The 2-Node Trap: Why Your Proxmox “HA” Will Fail When You Need It Most (and How to Fix It)
This technical deep-dive has passed the Rack2Cloud 3-Stage Vetting Process: Lab-Validated, Peer-Challenged, and Document-Anchored. No vendor marketing influence. See our Editorial Guidelines.
I built my first Proxmox cluster on a Friday night. Two beefy nodes. Shared storage. HA enabled. I shut the laptop feeling smug—I had just replaced a six-figure VMware stack with two commodity servers and some Linux magic.
Saturday morning, a power blip hit the rack. Both nodes came back online. No VMs came back.
Three hours later, after console spelunking, log archaeology, and a crash course in Corosync internals, I learned the most expensive free lesson of my career: Two nodes ≠ High Availability. They equal a mathematically guaranteed outage when one fails.
This isn’t just a “homelab” problem. I’ve seen this exact failure pattern in 2-node retail edge clusters, “temporary” production clusters that somehow became permanent, and even 6-node enterprise clusters deployed in isolated pairs.
Let’s fix it—properly.
Key Takeaways
- The Math Trap: Corosync requires $>50\%$ votes. 2 nodes is a tie. No majority = cluster freeze.
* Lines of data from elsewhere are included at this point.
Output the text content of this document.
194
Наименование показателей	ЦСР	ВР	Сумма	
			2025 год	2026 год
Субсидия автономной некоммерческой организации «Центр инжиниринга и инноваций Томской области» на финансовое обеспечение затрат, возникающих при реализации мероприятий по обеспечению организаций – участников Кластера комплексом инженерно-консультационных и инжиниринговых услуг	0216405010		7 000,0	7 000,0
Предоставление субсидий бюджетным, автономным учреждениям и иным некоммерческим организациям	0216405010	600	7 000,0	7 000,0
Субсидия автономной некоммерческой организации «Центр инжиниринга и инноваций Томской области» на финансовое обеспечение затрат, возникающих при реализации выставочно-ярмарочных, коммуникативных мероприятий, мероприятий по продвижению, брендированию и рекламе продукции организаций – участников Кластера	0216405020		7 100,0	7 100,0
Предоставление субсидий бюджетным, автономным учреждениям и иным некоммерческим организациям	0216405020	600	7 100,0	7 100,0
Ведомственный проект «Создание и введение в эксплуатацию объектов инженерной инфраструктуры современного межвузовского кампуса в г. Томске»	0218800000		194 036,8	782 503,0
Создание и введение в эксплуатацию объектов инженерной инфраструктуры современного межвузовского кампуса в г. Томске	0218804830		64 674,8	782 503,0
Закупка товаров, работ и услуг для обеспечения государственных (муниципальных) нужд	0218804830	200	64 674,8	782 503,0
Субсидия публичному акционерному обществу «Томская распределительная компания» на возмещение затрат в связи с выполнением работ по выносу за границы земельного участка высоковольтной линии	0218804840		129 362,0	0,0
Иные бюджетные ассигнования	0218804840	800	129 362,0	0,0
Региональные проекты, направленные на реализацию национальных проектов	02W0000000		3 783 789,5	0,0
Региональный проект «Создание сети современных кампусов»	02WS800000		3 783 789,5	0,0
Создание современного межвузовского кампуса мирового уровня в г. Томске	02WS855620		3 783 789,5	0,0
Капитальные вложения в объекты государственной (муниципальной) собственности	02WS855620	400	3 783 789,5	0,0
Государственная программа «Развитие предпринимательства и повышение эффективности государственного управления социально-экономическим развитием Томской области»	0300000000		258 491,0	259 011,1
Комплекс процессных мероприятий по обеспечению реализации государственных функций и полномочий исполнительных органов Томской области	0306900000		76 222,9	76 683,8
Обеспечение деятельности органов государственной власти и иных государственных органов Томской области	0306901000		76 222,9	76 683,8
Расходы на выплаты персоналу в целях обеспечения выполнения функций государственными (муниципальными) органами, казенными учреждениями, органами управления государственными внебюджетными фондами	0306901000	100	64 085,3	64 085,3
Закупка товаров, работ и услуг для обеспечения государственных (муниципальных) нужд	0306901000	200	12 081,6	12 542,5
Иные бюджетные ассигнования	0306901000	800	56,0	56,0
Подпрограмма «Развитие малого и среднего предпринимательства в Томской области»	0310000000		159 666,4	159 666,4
- The Failure Mode: When Node 1 dies, Node 2 cannot confirm it has a majority, so it fences itself to prevent data corruption.
- The 15-Minute Fix: A QDevice (external witness) restores the math. $2 + 1 = 3$.
- Enterprise Reality: QDevice is for edge cases. True enterprise HA starts at 3 nodes with hardware fencing (Stonith).

The Lie: “Two Proxmox Nodes = vSphere HA”
I hear this constantly from clients migrating off Broadcom: “We only need two servers. VMware let us do it, so Proxmox should too.”
Here is the cold reality: VMware didn’t eliminate quorum physics—it just hid them behind expensive proprietary locking, vCenter arbitration, and license-enforced constraints. Proxmox doesn’t hide physics. It respects them.
Corosync (the engine driving Proxmox HA) requires a strictly majority of votes to run workloads safely. With two nodes, you have 2 votes. If one fails, you have 1 vote.
1 Vote is less than >50%.
There is no tie-breaker. So the system does the only safe thing: it fences everything to prevent Split-Brain. That’s not a bug. That’s integrity.
The Quorum Physics Trap (Math That Bites)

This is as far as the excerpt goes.